Pic chronicles three problem-plagued honeymoons. The couples are maddeningly punctilious doctor Raniero and nerve-racked Fosca (Veronica Pivetti), who suffers in silence, having married him out of a sense of obligation; slick but ignorant vulgarian Ivano and his gum-chewing wife, Jessica (Claudia Gerini); and naive milquetoast Giovannino and his perennially disappointed bride, Valeriana (Cinzia Mascoli). Verdone doubles as a verbose cleric to the latter couple, intent on stretching their nuptials to marathon length.
The comedy's best strand is the Ivano-Jessica liaison, tracking the dimwitted pair's tireless quest to add bizarre innovations to their sex life.

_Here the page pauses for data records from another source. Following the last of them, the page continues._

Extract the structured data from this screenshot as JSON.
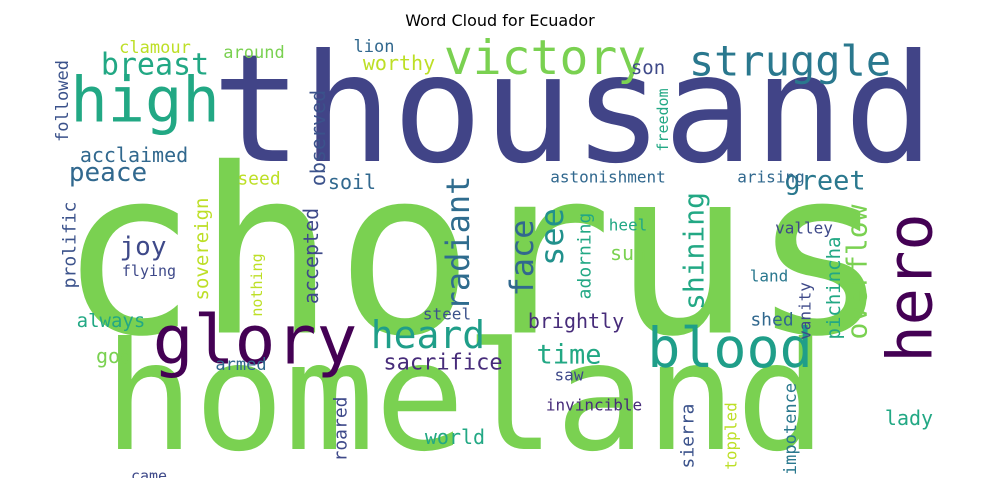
{
  "title": "Word Cloud for Ecuador",
  "words": [
    {
      "text": "chorus",
      "color": "#7ad151",
      "orient": "h"
    },
    {
      "text": "homeland",
      "color": "#7ad151",
      "orient": "h"
    },
    {
      "text": "thousand",
      "color": "#414487",
      "orient": "h"
    },
    {
      "text": "high",
      "color": "#22a884",
      "orient": "h"
    },
    {
      "text": "victory",
      "color": "#7ad151",
      "orient": "h"
    },
    {
      "text": "struggle",
      "color": "#2a788e",
      "orient": "h"
    },
    {
      "text": "breast",
      "color": "#22a884",
      "orient": "h"
    },
    {
      "text": "glory",
      "color": "#440154",
      "orient": "h"
    },
    {
      "text": "blood",
      "color": "#1f9e89",
      "orient": "h"
    },
    {
      "text": "hero",
      "color": "#440154",
      "orient": "v"
    },
    {
      "text": "heard",
      "color": "#1f9e89",
      "orient": "h"
    },
    {
      "text": "peace",
      "color": "#31688e",
      "orient": "h"
    },
    {
      "text": "joy",
      "color": "#3e4989",
      "orient": "h"
    },
    {
      "text": "greet",
      "color": "#2a788e",
      "orient": "h"
    },
    {
      "text": "radiant",
      "color": "#2f6c8e",
      "orient": "v"
    },
    {
      "text": "face",
      "color": "#31688e",
      "orient": "v"
    },
    {
      "text": "see",
      "color": "#21918c",
      "orient": "v"
    },
    {
      "text": "shining",
      "color": "#22a884",
      "orient": "v"
    },
    {
      "text": "overflow",
      "color": "#7ad151",
      "orient": "v"
    },
    {
      "text": "time",
      "color": "#22a884",
      "orient": "h"
    },
    {
      "text": "sacrifice",
      "color": "#472c7a",
      "orient": "h"
    },
    {
      "text": "acclaimed",
      "color": "#31688e",
      "orient": "h"
    },
    {
      "text": "sovereign",
      "color": "#bddf26",
      "orient": "v"
    },
    {
      "text": "prolific",
      "color": "#3b528b",
      "orient": "v"
    },
    {
      "text": "accepted",
      "color": "#3e4989",
      "orient": "v"
    },
    {
      "text": "observed",
      "color": "#3b528b",
      "orient": "v"
    },
    {
      "text": "soil",
      "color": "#31688e",
      "orient": "h"
    },
    {
      "text": "seed",
      "color": "#bddf26",
      "orient": "h"
    },
    {
      "text": "worthy",
      "color": "#bddf26",
      "orient": "h"
    },
    {
      "text": "son",
      "color": "#3e4989",
      "orient": "h"
    },
    {
      "text": "lion",
      "color": "#31688e",
      "orient": "h"
    },
    {
      "text": "clamour",
      "color": "#bddf26",
      "orient": "h"
    },
    {
      "text": "around",
      "color": "#7ad151",
      "orient": "h"
    },
    {
      "text": "followed",
      "color": "#3b528b",
      "orient": "v"
    },
    {
      "text": "freedom",
      "color": "#22a884",
      "orient": "v"
    },
    {
      "text": "astonishment",
      "color": "#31688e",
      "orient": "h"
    },
    {
      "text": "arising",
      "color": "#31688e",
      "orient": "h"
    },
    {
      "text": "adorning",
      "color": "#22a884",
      "orient": "v"
    },
    {
      "text": "sun",
      "color": "#7ad151",
      "orient": "h"
    },
    {
      "text": "heel",
      "color": "#22a884",
      "orient": "h"
    },
    {
      "text": "valley",
      "color": "#3e4989",
      "orient": "h"
    },
    {
      "text": "pichincha",
      "color": "#22a884",
      "orient": "v"
    },
    {
      "text": "land",
      "color": "#2a788e",
      "orient": "h"
    },
    {
      "text": "vanity",
      "color": "#3e4989",
      "orient": "v"
    },
    {
      "text": "flying",
      "color": "#3e4989",
      "orient": "h"
    },
    {
      "text": "nothing",
      "color": "#bddf26",
      "orient": "v"
    },
    {
      "text": "always",
      "color": "#22a884",
      "orient": "h"
    },
    {
      "text": "steel",
      "color": "#3b528b",
      "orient": "h"
    },
    {
      "text": "brightly",
      "color": "#472c7a",
      "orient": "h"
    },
    {
      "text": "shed",
      "color": "#31688e",
      "orient": "h"
    },
    {
      "text": "god",
      "color": "#7ad151",
      "orient": "h"
    },
    {
      "text": "armed",
      "color": "#31688e",
      "orient": "h"
    },
    {
      "text": "saw",
      "color": "#3e4989",
      "orient": "h"
    },
    {
      "text": "invincible",
      "color": "#472c7a",
      "orient": "h"
    },
    {
      "text": "world",
      "color": "#22a884",
      "orient": "h"
    },
    {
      "text": "roared",
      "color": "#3e4989",
      "orient": "v"
    },
    {
      "text": "sierra",
      "color": "#3b528b",
      "orient": "v"
    },
    {
      "text": "toppled",
      "color": "#bddf26",
      "orient": "v"
    },
    {
      "text": "impotence",
      "color": "#2a788e",
      "orient": "v"
    },
    {
      "text": "lady",
      "color": "#22a884",
      "orient": "h"
    },
    {
      "text": "came",
      "color": "#3e4989",
      "orient": "h"
    }
  ]
}
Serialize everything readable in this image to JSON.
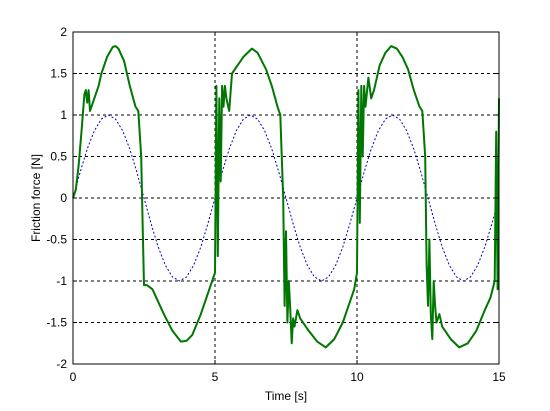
{
  "chart_data": {
    "type": "line",
    "title": "",
    "xlabel": "Time [s]",
    "ylabel": "Friction force [N]",
    "xlim": [
      0,
      15
    ],
    "ylim": [
      -2,
      2
    ],
    "xticks": [
      0,
      5,
      10,
      15
    ],
    "yticks": [
      -2,
      -1.5,
      -1,
      -0.5,
      0,
      0.5,
      1,
      1.5,
      2
    ],
    "xtick_labels": [
      "0",
      "5",
      "10",
      "15"
    ],
    "ytick_labels": [
      "-2",
      "-1.5",
      "-1",
      "-0.5",
      "0",
      "0.5",
      "1",
      "1.5",
      "2"
    ],
    "grid": true,
    "legend": "none",
    "series": [
      {
        "color": "#0000cc",
        "style": "dashed",
        "x": [
          0,
          0.25,
          0.5,
          0.75,
          1.0,
          1.25,
          1.5,
          1.75,
          2.0,
          2.25,
          2.5,
          2.75,
          3.0,
          3.25,
          3.5,
          3.75,
          4.0,
          4.25,
          4.5,
          4.75,
          5.0,
          5.25,
          5.5,
          5.75,
          6.0,
          6.25,
          6.5,
          6.75,
          7.0,
          7.25,
          7.5,
          7.75,
          8.0,
          8.25,
          8.5,
          8.75,
          9.0,
          9.25,
          9.5,
          9.75,
          10.0,
          10.25,
          10.5,
          10.75,
          11.0,
          11.25,
          11.5,
          11.75,
          12.0,
          12.25,
          12.5,
          12.75,
          13.0,
          13.25,
          13.5,
          13.75,
          14.0,
          14.25,
          14.5,
          14.75,
          15.0
        ],
        "y": [
          0,
          0.31,
          0.59,
          0.81,
          0.95,
          1.0,
          0.95,
          0.81,
          0.59,
          0.31,
          0,
          -0.31,
          -0.59,
          -0.81,
          -0.95,
          -1.0,
          -0.95,
          -0.81,
          -0.59,
          -0.31,
          0,
          0.31,
          0.59,
          0.81,
          0.95,
          1.0,
          0.95,
          0.81,
          0.59,
          0.31,
          0,
          -0.31,
          -0.59,
          -0.81,
          -0.95,
          -1.0,
          -0.95,
          -0.81,
          -0.59,
          -0.31,
          0,
          0.31,
          0.59,
          0.81,
          0.95,
          1.0,
          0.95,
          0.81,
          0.59,
          0.31,
          0,
          -0.31,
          -0.59,
          -0.81,
          -0.95,
          -1.0,
          -0.95,
          -0.81,
          -0.59,
          -0.31,
          0
        ]
      },
      {
        "color": "#007700",
        "style": "solid",
        "x": [
          0,
          0.1,
          0.2,
          0.3,
          0.4,
          0.45,
          0.5,
          0.55,
          0.6,
          0.7,
          0.8,
          0.9,
          1.0,
          1.2,
          1.4,
          1.5,
          1.6,
          1.8,
          2.0,
          2.2,
          2.3,
          2.4,
          2.45,
          2.5,
          2.6,
          2.8,
          3.0,
          3.2,
          3.5,
          3.8,
          4.0,
          4.2,
          4.5,
          4.8,
          4.9,
          5.0,
          5.05,
          5.1,
          5.15,
          5.2,
          5.25,
          5.3,
          5.35,
          5.4,
          5.5,
          5.6,
          5.8,
          6.0,
          6.3,
          6.5,
          6.8,
          7.0,
          7.2,
          7.3,
          7.4,
          7.45,
          7.5,
          7.55,
          7.6,
          7.65,
          7.7,
          7.75,
          7.8,
          7.9,
          8.0,
          8.3,
          8.6,
          8.9,
          9.2,
          9.5,
          9.7,
          9.9,
          10.0,
          10.05,
          10.1,
          10.15,
          10.2,
          10.25,
          10.3,
          10.4,
          10.5,
          10.6,
          10.8,
          11.0,
          11.2,
          11.4,
          11.6,
          11.8,
          12.0,
          12.2,
          12.3,
          12.4,
          12.45,
          12.5,
          12.55,
          12.6,
          12.65,
          12.7,
          12.75,
          12.8,
          12.9,
          13.0,
          13.3,
          13.6,
          13.9,
          14.2,
          14.5,
          14.7,
          14.85,
          14.9,
          14.95,
          15.0
        ],
        "y": [
          0,
          0.1,
          0.4,
          0.8,
          1.25,
          1.3,
          1.15,
          1.3,
          1.05,
          1.15,
          1.25,
          1.35,
          1.5,
          1.7,
          1.82,
          1.83,
          1.8,
          1.65,
          1.35,
          1.1,
          1.05,
          0.5,
          -0.3,
          -1.05,
          -1.05,
          -1.1,
          -1.25,
          -1.4,
          -1.6,
          -1.73,
          -1.72,
          -1.65,
          -1.4,
          -1.1,
          -1.0,
          -0.9,
          1.35,
          -0.7,
          1.2,
          0.2,
          1.35,
          1.1,
          1.35,
          1.2,
          1.05,
          1.5,
          1.6,
          1.7,
          1.8,
          1.75,
          1.55,
          1.35,
          1.1,
          1.0,
          0.0,
          -1.3,
          -0.4,
          -1.5,
          -1.0,
          -1.35,
          -1.75,
          -1.45,
          -1.55,
          -1.35,
          -1.45,
          -1.6,
          -1.73,
          -1.8,
          -1.7,
          -1.5,
          -1.3,
          -1.1,
          -0.9,
          1.3,
          -0.3,
          1.35,
          0.5,
          1.35,
          1.1,
          1.45,
          1.2,
          1.3,
          1.6,
          1.75,
          1.83,
          1.8,
          1.7,
          1.55,
          1.3,
          1.1,
          1.05,
          0.5,
          -0.8,
          -1.3,
          -0.5,
          -1.4,
          -1.7,
          -1.0,
          -1.3,
          -1.5,
          -1.4,
          -1.55,
          -1.7,
          -1.8,
          -1.75,
          -1.6,
          -1.35,
          -1.2,
          -1.0,
          0.8,
          -1.1,
          1.2
        ]
      }
    ]
  }
}
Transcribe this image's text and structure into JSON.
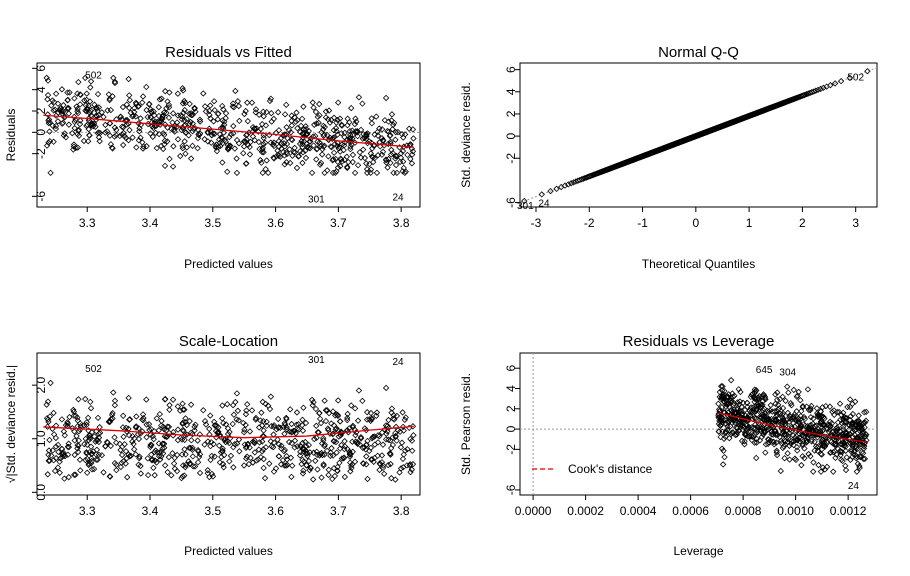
{
  "chart_data": [
    {
      "type": "scatter",
      "title": "Residuals vs Fitted",
      "xlabel": "Predicted values",
      "ylabel": "Residuals",
      "xlim": [
        3.22,
        3.83
      ],
      "ylim": [
        -7.0,
        6.5
      ],
      "xticks": [
        "3.3",
        "3.4",
        "3.5",
        "3.6",
        "3.7",
        "3.8"
      ],
      "xtick_values": [
        3.3,
        3.4,
        3.5,
        3.6,
        3.7,
        3.8
      ],
      "yticks": [
        "-6",
        "-2",
        "0",
        "2",
        "4",
        "6"
      ],
      "ytick_values": [
        -6,
        -2,
        0,
        2,
        4,
        6
      ],
      "reference_line": {
        "y": 0,
        "style": "dotted",
        "color": "#999999"
      },
      "smooth_line": {
        "color": "#dd0000",
        "x": [
          3.23,
          3.3,
          3.4,
          3.5,
          3.6,
          3.7,
          3.8,
          3.82
        ],
        "y": [
          1.6,
          1.3,
          0.8,
          0.3,
          -0.2,
          -0.8,
          -1.3,
          -1.4
        ]
      },
      "point_annotations": [
        {
          "label": "502",
          "x": 3.31,
          "y": 5.4
        },
        {
          "label": "301",
          "x": 3.665,
          "y": -6.2
        },
        {
          "label": "24",
          "x": 3.795,
          "y": -6.0
        }
      ],
      "points_description": "~1000 residuals, fitted 3.22–3.82, residuals mostly -3 to 5"
    },
    {
      "type": "scatter",
      "title": "Normal Q-Q",
      "xlabel": "Theoretical Quantiles",
      "ylabel": "Std. deviance resid.",
      "xlim": [
        -3.3,
        3.4
      ],
      "ylim": [
        -6.4,
        6.6
      ],
      "xticks": [
        "-3",
        "-2",
        "-1",
        "0",
        "1",
        "2",
        "3"
      ],
      "xtick_values": [
        -3,
        -2,
        -1,
        0,
        1,
        2,
        3
      ],
      "yticks": [
        "-6",
        "-2",
        "0",
        "2",
        "4",
        "6"
      ],
      "ytick_values": [
        -6,
        -2,
        0,
        2,
        4,
        6
      ],
      "reference_line": {
        "slope": 1.82,
        "intercept": 0,
        "style": "dotted",
        "color": "#999999"
      },
      "point_annotations": [
        {
          "label": "502",
          "x": 3.0,
          "y": 5.4
        },
        {
          "label": "301",
          "x": -3.2,
          "y": -6.2
        },
        {
          "label": "24",
          "x": -2.85,
          "y": -6.0
        }
      ]
    },
    {
      "type": "scatter",
      "title": "Scale-Location",
      "xlabel": "Predicted values",
      "ylabel": "√|Std. deviance resid.|",
      "xlim": [
        3.22,
        3.83
      ],
      "ylim": [
        -0.05,
        2.6
      ],
      "xticks": [
        "3.3",
        "3.4",
        "3.5",
        "3.6",
        "3.7",
        "3.8"
      ],
      "xtick_values": [
        3.3,
        3.4,
        3.5,
        3.6,
        3.7,
        3.8
      ],
      "yticks": [
        "0.0",
        "1.0",
        "2.0"
      ],
      "ytick_values": [
        0.0,
        1.0,
        2.0
      ],
      "smooth_line": {
        "color": "#dd0000",
        "x": [
          3.23,
          3.35,
          3.45,
          3.55,
          3.65,
          3.75,
          3.82
        ],
        "y": [
          1.22,
          1.15,
          1.07,
          1.02,
          1.05,
          1.16,
          1.23
        ]
      },
      "point_annotations": [
        {
          "label": "502",
          "x": 3.31,
          "y": 2.32
        },
        {
          "label": "301",
          "x": 3.665,
          "y": 2.49
        },
        {
          "label": "24",
          "x": 3.795,
          "y": 2.45
        }
      ]
    },
    {
      "type": "scatter",
      "title": "Residuals vs Leverage",
      "xlabel": "Leverage",
      "ylabel": "Std. Pearson resid.",
      "xlim": [
        -5e-05,
        0.00131
      ],
      "ylim": [
        -6.5,
        7.5
      ],
      "xticks": [
        "0.0000",
        "0.0002",
        "0.0004",
        "0.0006",
        "0.0008",
        "0.0010",
        "0.0012"
      ],
      "xtick_values": [
        0,
        0.0002,
        0.0004,
        0.0006,
        0.0008,
        0.001,
        0.0012
      ],
      "yticks": [
        "-6",
        "-2",
        "0",
        "2",
        "4",
        "6"
      ],
      "ytick_values": [
        -6,
        -2,
        0,
        2,
        4,
        6
      ],
      "reference_line": {
        "y": 0,
        "style": "dotted",
        "color": "#999999"
      },
      "reference_vline": {
        "x": 0,
        "style": "dotted",
        "color": "#999999"
      },
      "smooth_line": {
        "color": "#dd0000",
        "x": [
          0.000705,
          0.0008,
          0.0009,
          0.001,
          0.0011,
          0.00127
        ],
        "y": [
          1.6,
          1.0,
          0.4,
          -0.1,
          -0.6,
          -1.3
        ]
      },
      "legend": {
        "label": "Cook's distance",
        "position": "bottom-left",
        "color": "#dd0000",
        "style": "dashed"
      },
      "point_annotations": [
        {
          "label": "645",
          "x": 0.00088,
          "y": 5.9
        },
        {
          "label": "304",
          "x": 0.00097,
          "y": 5.7
        },
        {
          "label": "24",
          "x": 0.00122,
          "y": -5.5
        }
      ]
    }
  ]
}
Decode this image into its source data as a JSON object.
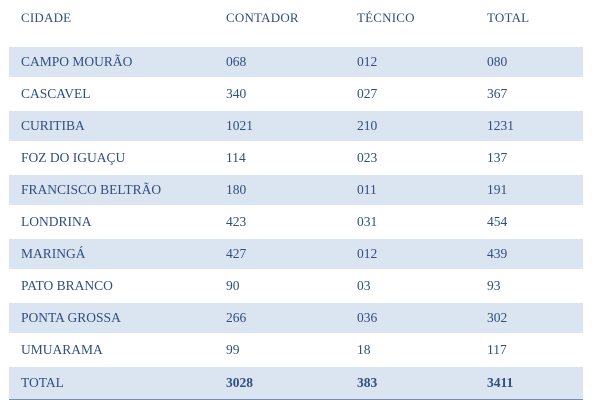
{
  "table": {
    "headers": [
      "CIDADE",
      "CONTADOR",
      "TÉCNICO",
      "TOTAL"
    ],
    "rows": [
      [
        "CAMPO MOURÃO",
        "068",
        "012",
        "080"
      ],
      [
        "CASCAVEL",
        "340",
        "027",
        "367"
      ],
      [
        "CURITIBA",
        "1021",
        "210",
        "1231"
      ],
      [
        "FOZ DO IGUAÇU",
        "114",
        "023",
        "137"
      ],
      [
        "FRANCISCO BELTRÃO",
        "180",
        "011",
        "191"
      ],
      [
        "LONDRINA",
        "423",
        "031",
        "454"
      ],
      [
        "MARINGÁ",
        "427",
        "012",
        "439"
      ],
      [
        "PATO BRANCO",
        "90",
        "03",
        "93"
      ],
      [
        "PONTA GROSSA",
        "266",
        "036",
        "302"
      ],
      [
        "UMUARAMA",
        "99",
        "18",
        "117"
      ]
    ],
    "total": [
      "TOTAL",
      "3028",
      "383",
      "3411"
    ]
  },
  "colors": {
    "text": "#2f4f7f",
    "row_shade": "#dbe4f1",
    "rule": "#6f8fc0"
  }
}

The Raniero-Fosca seg starts with a post-wedding pilgrimage to the tomb of Raniero's first wife, with Fosca's merits endlessly weighed against those of her predecessor. The third couple's honeymoon is sabotaged when the nurse who tends to Giovannino's aged father abruptly quits and Valeriana's sister attempts suicide.
Verdone appears less magnanimous with his co-stars than in the past, focusing attention on his own appealing comic gifts. However, as Jessica, Gerini still shines as the pic's prime revelation, her lazy sassiness breathing life into her scenes even as the narrative train runs low on steam.
Despite her less showy, more real-istic role, Mascoli also registers warmly as Valeriana. Pivetti, an experienced dubbing actress in her first major turn in front of the cameras, makes a pallid impression as Fosca.
As always with Verdone, the film is technically tidy but rather straightforward. Cutting between the three stories could have been more interestingly structured, and the excessive running time tightened.